Des images saisissantes. La psychologie des foules nous enseigne que celles-ci font partie des éléments déterminants dans le choix de l’électeur. Dans une certaine mesure, les théories élaborées par Gustave Lebon en 1895 se vérifient encore aujourd’hui. C’est ce qui explique en grande partie l’obsession des partis politiques pendant les campagnes électorales : frapper les esprits ! Nous en avons eu l’illustration hier, lors du Nomination Day. Ce cirque du « nous allons leur en mettre plein la vue » dure depuis la dissolution du Parlement le 31 mars. Il n’est pas prêt de s’arrêter. Il faut relever l’absurdité de la situation.

Déjà, l’absurde évidence. A elles deux, les alliances du cœur et de l’avenir ont dépensé des dizaines de milliers de roupies par circonscription pour maquiller grossièrement chaque coin de rue et ronds-points de leurs couleurs. Dans leur souci de frapper les esprits, ils ont considérablement réduit la visibilité sur certains axes routiers. Jusqu’à mettre en danger la vie de motocyclistes et automobilistes incapables de voir arriver d’autres véhicules. Rouge, mauve, bleu, blanc. Pourvu qu’on voie la couleur du parti, même si cela implique qu’on ne voit plus la couleur du danger.

L’image devient (encore) plus saisissante avec cette complicité à peine dissimulée. Celle d’une station de télévision nationale qui « storyboarde » les entrées en scène du prince. Qui étudie les angles de vue à utiliser afin de mettre en valeur le maître et grossir le plus possible les foules venues l’écouter. Tandis que l’adversaire du maître est, lui, le plus souvent, montré à son désavantage. A travers des bribes de discours anecdotiques ou une qualité d’image et de prise de vue diamétralement opposée à celle réservée au maître. L’image du premier en devient saisissante. Celle du second triviale.

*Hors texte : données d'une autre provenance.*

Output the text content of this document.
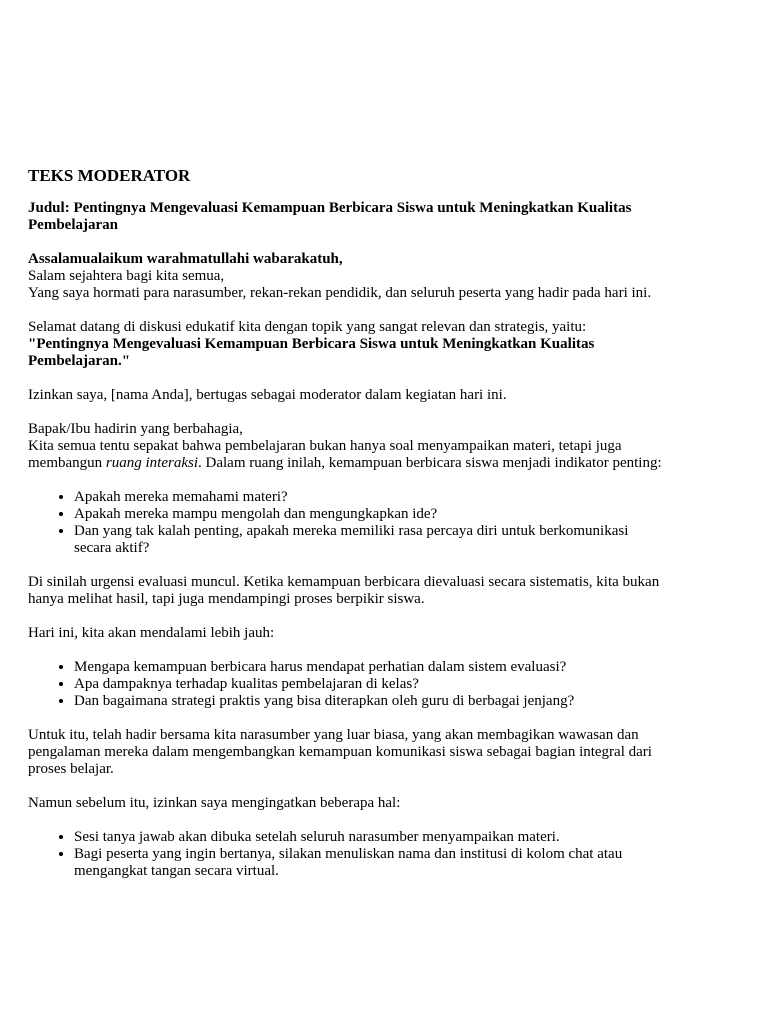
TEKS MODERATOR

Judul: Pentingnya Mengevaluasi Kemampuan Berbicara Siswa untuk Meningkatkan Kualitas Pembelajaran

Assalamualaikum warahmatullahi wabarakatuh,
Salam sejahtera bagi kita semua,
Yang saya hormati para narasumber, rekan-rekan pendidik, dan seluruh peserta yang hadir pada hari ini.

Selamat datang di diskusi edukatif kita dengan topik yang sangat relevan dan strategis, yaitu:
"Pentingnya Mengevaluasi Kemampuan Berbicara Siswa untuk Meningkatkan Kualitas Pembelajaran."

Izinkan saya, [nama Anda], bertugas sebagai moderator dalam kegiatan hari ini.

Bapak/Ibu hadirin yang berbahagia,

Kita semua tentu sepakat bahwa pembelajaran bukan hanya soal menyampaikan materi, tetapi juga membangun ruang interaksi. Dalam ruang inilah, kemampuan berbicara siswa menjadi indikator penting:

• Apakah mereka memahami materi?
• Apakah mereka mampu mengolah dan mengungkapkan ide?
• Dan yang tak kalah penting, apakah mereka memiliki rasa percaya diri untuk berkomunikasi secara aktif?

Di sinilah urgensi evaluasi muncul. Ketika kemampuan berbicara dievaluasi secara sistematis, kita bukan hanya melihat hasil, tapi juga mendampingi proses berpikir siswa.

Hari ini, kita akan mendalami lebih jauh:

• Mengapa kemampuan berbicara harus mendapat perhatian dalam sistem evaluasi?
• Apa dampaknya terhadap kualitas pembelajaran di kelas?
• Dan bagaimana strategi praktis yang bisa diterapkan oleh guru di berbagai jenjang?

Untuk itu, telah hadir bersama kita narasumber yang luar biasa, yang akan membagikan wawasan dan pengalaman mereka dalam mengembangkan kemampuan komunikasi siswa sebagai bagian integral dari proses belajar.

Namun sebelum itu, izinkan saya mengingatkan beberapa hal:

• Sesi tanya jawab akan dibuka setelah seluruh narasumber menyampaikan materi.
• Bagi peserta yang ingin bertanya, silakan menuliskan nama dan institusi di kolom chat atau mengangkat tangan secara virtual.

Au moment où de récentes études démontrent que prés d’un électeur sur trois n’a toujours pas décidé pour qui il va voter le 5 mai, la nécessité de frapper l’esprit des brebis égarées devient impérieuse. Si, dans cette bataille, un camp a l’avantage combiné des moyens financiers et techniques ainsi que de l’appareil d’Etat, l’autre capitalise sur le facteur humain pour lui donner le change. Notamment en redoublant sa présence sur le terrain. Pour donner l’impression d’être partout. Tout le temps. Est-ce suffisant ? Sans doute pas.

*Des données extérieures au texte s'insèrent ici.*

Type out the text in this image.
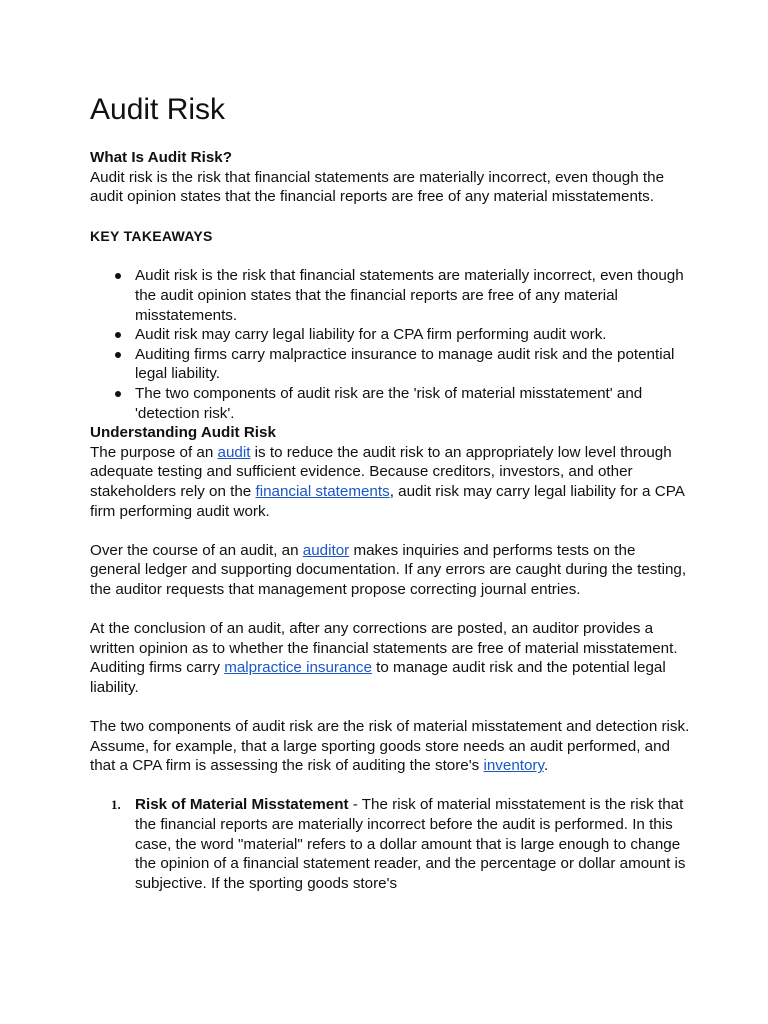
Audit Risk

What Is Audit Risk?

Audit risk is the risk that financial statements are materially incorrect, even though the audit opinion states that the financial reports are free of any material misstatements.

KEY TAKEAWAYS

Audit risk is the risk that financial statements are materially incorrect, even though the audit opinion states that the financial reports are free of any material misstatements.
Audit risk may carry legal liability for a CPA firm performing audit work.
Auditing firms carry malpractice insurance to manage audit risk and the potential legal liability.
The two components of audit risk are the 'risk of material misstatement' and 'detection risk'.

Understanding Audit Risk

The purpose of an audit is to reduce the audit risk to an appropriately low level through adequate testing and sufficient evidence. Because creditors, investors, and other stakeholders rely on the financial statements, audit risk may carry legal liability for a CPA firm performing audit work.

Over the course of an audit, an auditor makes inquiries and performs tests on the general ledger and supporting documentation. If any errors are caught during the testing, the auditor requests that management propose correcting journal entries.

At the conclusion of an audit, after any corrections are posted, an auditor provides a written opinion as to whether the financial statements are free of material misstatement. Auditing firms carry malpractice insurance to manage audit risk and the potential legal liability.

The two components of audit risk are the risk of material misstatement and detection risk. Assume, for example, that a large sporting goods store needs an audit performed, and that a CPA firm is assessing the risk of auditing the store's inventory.

1. Risk of Material Misstatement - The risk of material misstatement is the risk that the financial reports are materially incorrect before the audit is performed. In this case, the word "material" refers to a dollar amount that is large enough to change the opinion of a financial statement reader, and the percentage or dollar amount is subjective. If the sporting goods store's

Alors on saisit chaque occasion. Hier, il y en avait une. Aprés – parfois avant – le dépôt de candidature, le traditionnel « défilé » est de rigueur. Mu par une croyance primitive, chaque camp en vient à croire que la popularité du ou des candidats est directement proportionnelle au nombre de véhicules participant à son rallye. Beaucoup d’entre eux perpétuent donc ce rituel absurde du Nomination Day. Ainsi, une trentaine de véhicules en moyenne ont participé aux rassemblements des deux grandes alliances dans les vingt circonscriptions du pays.

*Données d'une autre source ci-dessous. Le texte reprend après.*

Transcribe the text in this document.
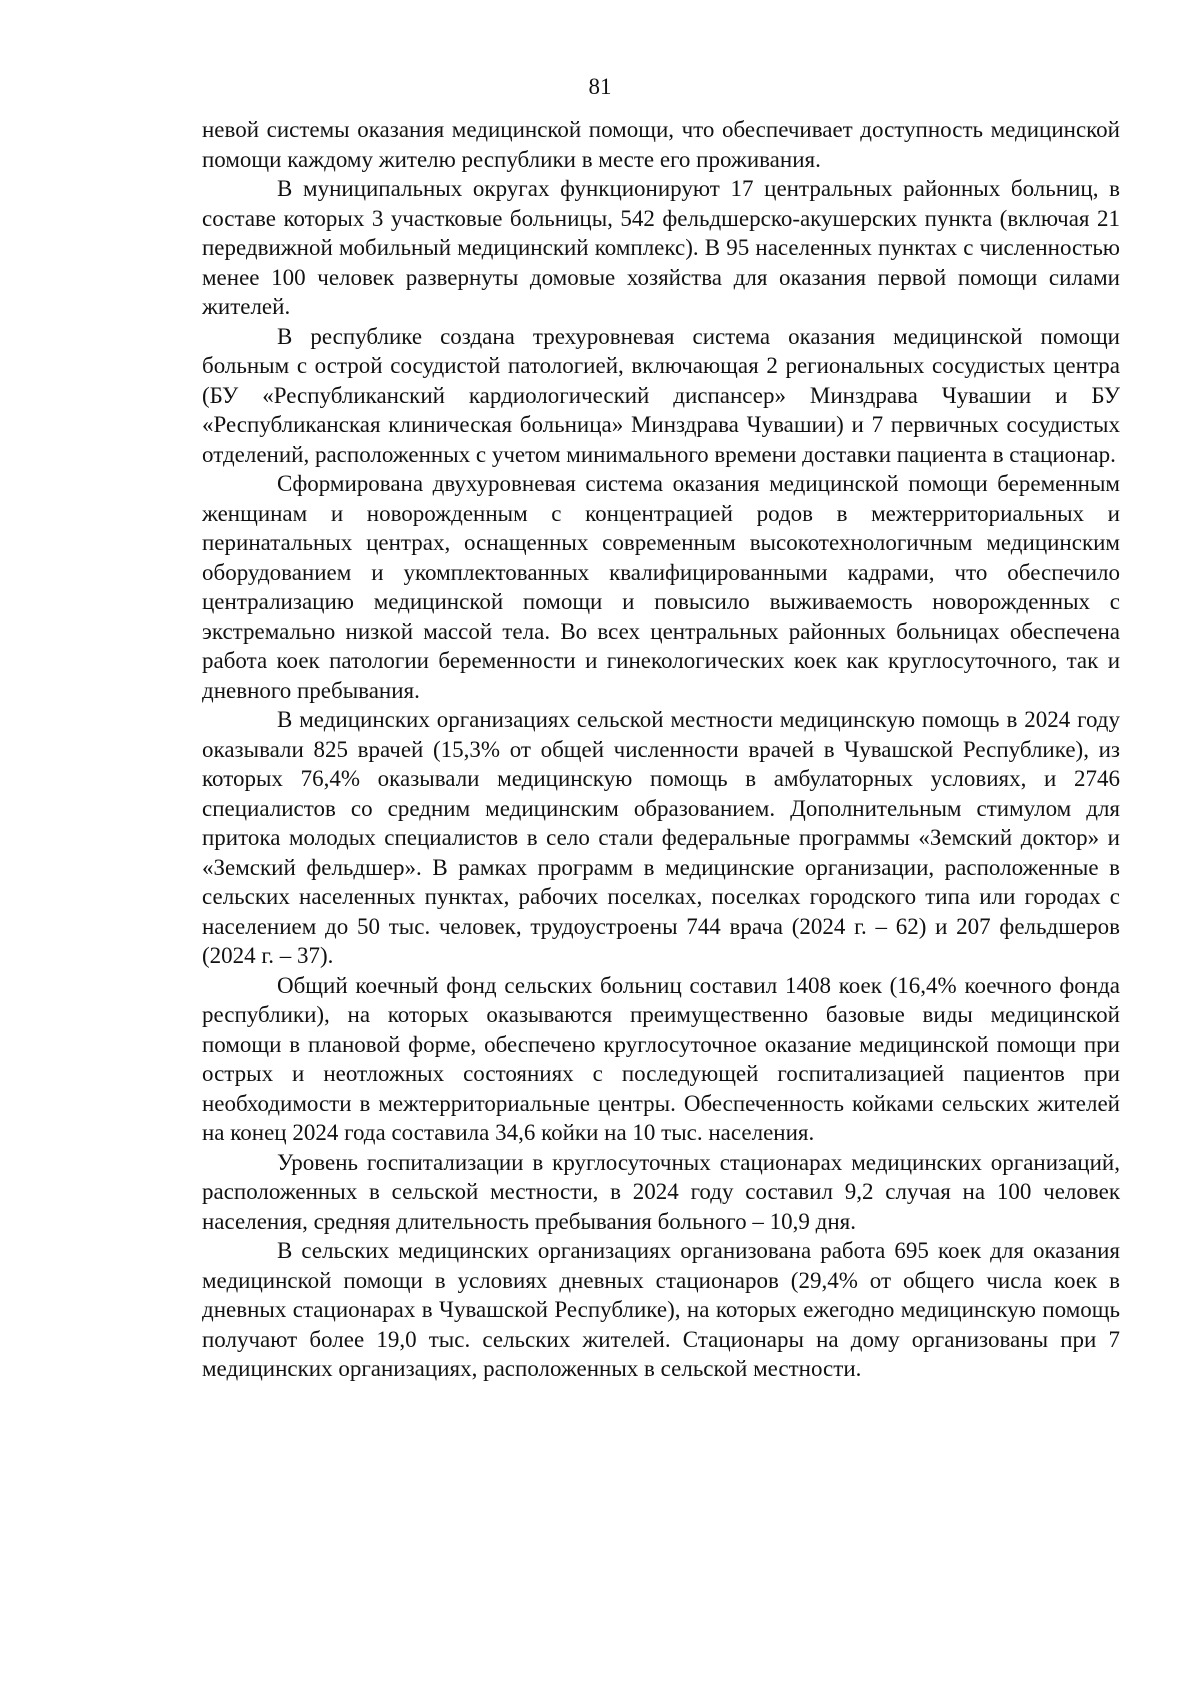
81

невой системы оказания медицинской помощи, что обеспечивает доступность медицинской помощи каждому жителю республики в месте его проживания.

В муниципальных округах функционируют 17 центральных районных больниц, в составе которых 3 участковые больницы, 542 фельдшерско-акушерских пункта (включая 21 передвижной мобильный медицинский комплекс). В 95 населенных пунктах с численностью менее 100 человек развернуты домовые хозяйства для оказания первой помощи силами жителей.

В республике создана трехуровневая система оказания медицинской помощи больным с острой сосудистой патологией, включающая 2 региональных сосудистых центра (БУ «Республиканский кардиологический диспансер» Минздрава Чувашии и БУ «Республиканская клиническая больница» Минздрава Чувашии) и 7 первичных сосудистых отделений, расположенных с учетом минимального времени доставки пациента в стационар.

Сформирована двухуровневая система оказания медицинской помощи беременным женщинам и новорожденным с концентрацией родов в межтерриториальных и перинатальных центрах, оснащенных современным высокотехнологичным медицинским оборудованием и укомплектованных квалифицированными кадрами, что обеспечило централизацию медицинской помощи и повысило выживаемость новорожденных с экстремально низкой массой тела. Во всех центральных районных больницах обеспечена работа коек патологии беременности и гинекологических коек как круглосуточного, так и дневного пребывания.

В медицинских организациях сельской местности медицинскую помощь в 2024 году оказывали 825 врачей (15,3% от общей численности врачей в Чувашской Республике), из которых 76,4% оказывали медицинскую помощь в амбулаторных условиях, и 2746 специалистов со средним медицинским образованием. Дополнительным стимулом для притока молодых специалистов в село стали федеральные программы «Земский доктор» и «Земский фельдшер». В рамках программ в медицинские организации, расположенные в сельских населенных пунктах, рабочих поселках, поселках городского типа или городах с населением до 50 тыс. человек, трудоустроены 744 врача (2024 г. – 62) и 207 фельдшеров (2024 г. – 37).

Общий коечный фонд сельских больниц составил 1408 коек (16,4% коечного фонда республики), на которых оказываются преимущественно базовые виды медицинской помощи в плановой форме, обеспечено круглосуточное оказание медицинской помощи при острых и неотложных состояниях с последующей госпитализацией пациентов при необходимости в межтерриториальные центры. Обеспеченность койками сельских жителей на конец 2024 года составила 34,6 койки на 10 тыс. населения.

Уровень госпитализации в круглосуточных стационарах медицинских организаций, расположенных в сельской местности, в 2024 году составил 9,2 случая на 100 человек населения, средняя длительность пребывания больного – 10,9 дня.

В сельских медицинских организациях организована работа 695 коек для оказания медицинской помощи в условиях дневных стационаров (29,4% от общего числа коек в дневных стационарах в Чувашской Республике), на которых ежегодно медицинскую помощь получают более 19,0 тыс. сельских жителей. Стационары на дому организованы при 7 медицинских организациях, расположенных в сельской местности.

Six cent véhicules au moins ont sillonné les quartiers hier. Bloquant la circulation, dérangeant les activités du week-end des citoyens. Brûlant aussi, au passage, des centaines de litres d’essence et de Diesel. Autant pour Maurice Ile Durable, autant pour cette conscience écologique que certains candidats proclament avoir découvert depuis des décennies !

Si l’image est saisissante, c’est à travers le son – celui des radios privées et des auditeurs qui s’y expriment – que l’on entend clairement ce que pensent les citoyens des fanfaronnades et démonstrations de force des partis politiques. N’en déplaisent aux censeurs de l’Independant Broadcasting Authority, c’est là, dans cet espace de liberté, que les citoyens sensés expriment trés clairement leur défi ance vis-à-vis de ces méthodes d’un autre âge. C’est également là qu’ils démontrent leur capacité à dénoncer cette attitude toute politicienne qui consiste à penser que l’électeur est un décérébré qu’un peu de bruit et de couleur suffit à convaincre.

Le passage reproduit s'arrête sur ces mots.